Brigham and Women’s Hospital (BWH) is a Harvard University-affiliated institution with a robust research program. In particular, several BWH are interested in mesenchymal stem cells and their ability to suppress inflammation and mediate healing in injured organs.
To that end, a research team led by Robert Sackstein from BWH’s Departments of Dermatology and of Medicine and Reza Abdi from BWH’s Department of Medicine and Transplantation Research Center, has published a stupendous report in the journal Stem Cells. In this paper, Sackstein and his coworkers used mesenchymal stem cells (MSCs) to successfully treat laboratory animals that suffered from type 1 diabetes.

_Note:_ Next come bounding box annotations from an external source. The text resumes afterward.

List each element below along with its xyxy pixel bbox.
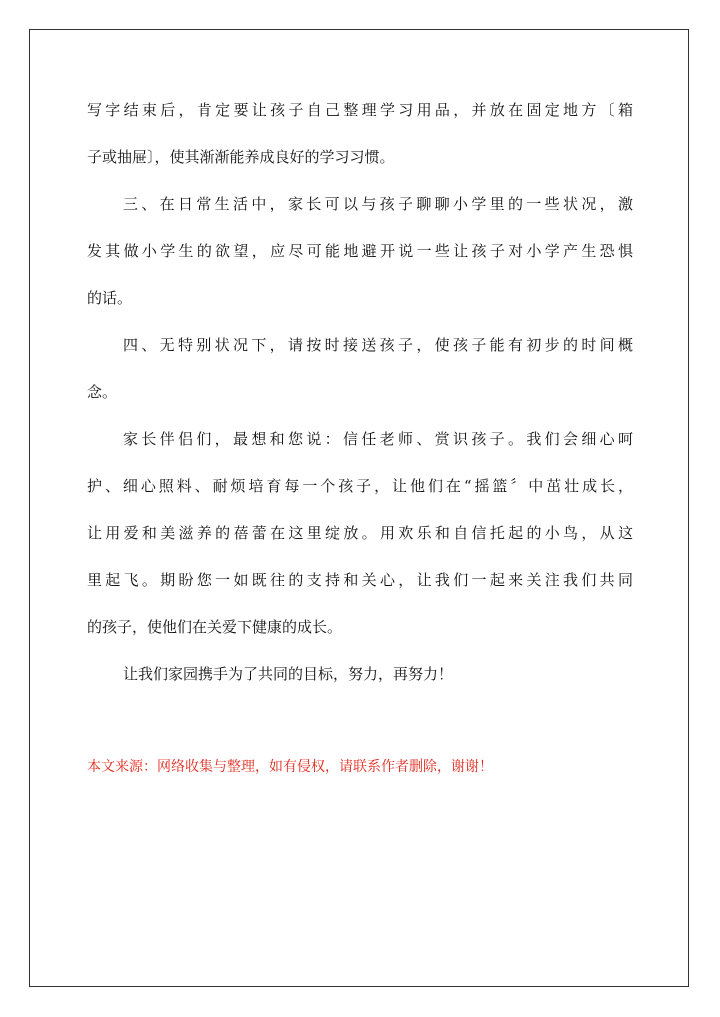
paragraph-line-2: 子或抽屉〕，使其渐渐能养成良好的学习习惯。: [87, 148, 395, 166]
paragraph-line-4: 发其做小学生的欲望，应尽可能地避开说一些让孩子对小学产生恐惧: [87, 242, 633, 260]
source-note: 本文来源：网络收集与整理，如有侵权，请联系作者删除，谢谢！: [87, 759, 493, 775]
page-border: [29, 29, 689, 987]
paragraph-line-7: 念。: [87, 383, 118, 401]
paragraph-line-13: 让我们家园携手为了共同的目标，努力，再努力！: [123, 665, 454, 683]
paragraph-line-6: 四、无特别状况下，请按时接送孩子，使孩子能有初步的时间概: [123, 336, 633, 354]
paragraph-line-8: 家长伴侣们，最想和您说：信任老师、赏识孩子。我们会细心呵: [123, 430, 633, 448]
paragraph-line-3: 三、在日常生活中，家长可以与孩子聊聊小学里的一些状况，激: [123, 195, 633, 213]
paragraph-line-11: 里起飞。期盼您一如既往的支持和关心，让我们一起来关注我们共同: [87, 571, 633, 589]
paragraph-line-9: 护、细心照料、耐烦培育每一个孩子，让他们在“摇篮〞中茁壮成长，: [87, 477, 633, 495]
paragraph-line-10: 让用爱和美滋养的蓓蕾在这里绽放。用欢乐和自信托起的小鸟，从这: [87, 524, 633, 542]
paragraph-line-5: 的话。: [87, 289, 133, 307]
paragraph-line-1: 写字结束后，肯定要让孩子自己整理学习用品，并放在固定地方〔箱: [87, 101, 633, 119]
paragraph-line-12: 的孩子，使他们在关爱下健康的成长。: [87, 618, 343, 636]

Type 1 diabetes is, to a large extent, a disease of the immune system, since a large majority of type 1 diabetes patients have immune cells that recognize the insulin-secreting beta cells as foreign and these immune cells attack and obliterate them. MSCs are a type of adult stem cell that has shown potent immune-suppressing and anti-inflammatory effects in animal and human clinical studies. Previous preclinical trials with diabetic-prone mice have demonstrated that intravenous administration of MSCs can tamp down pancreatic injury and reduce the blood sugar levels without insulin administration. However, these effects were modest and temporary.
Sackstein and his team suggested that if more MSCs could be inserted into the pancreatic islets, then more islets would be spared from immune destruction. This would yield a more complete reversal of diabetes.
MSCs tend to lack a key cell surface adhesion molecule called HCELL. HCELL mediates the homing of cells in the bloodstream to inflammatory sites. Unfortunately, direct injection of MSCs directly into pancreatic islets is not clinically feasible because the pancreas is fragile and the damage caused by injection would cause the release of hydrolytic enzymes that would degrade the rest of the pancreas and other tissues as well. In order to move intravenously administered MSCs to the sites of the immune attack, Sackstein and others engineered MSCs that expressed the HCELL homing molecule. The presence of HCELL on the surfaces of these MSCs directed them to the inflamed pancreatic islets.
The BWH team found that administering these HCELL-bearing MSCs into diabetic mice caused the MSCs to lodge in the islets. These cells decreased inflammation in the pancreas and durably normalized blood sugar levels in the mice, which eliminated the need for insulin administration; in other words they caused a sustained reversal of diabetes
Sackstein concluded that while further studies of the effects of MSCs are warranted, this preclinical study represents an important step in the potential use of mesenchymal stem cells in the treatment of type 1 diabetes and other immune-related diseases.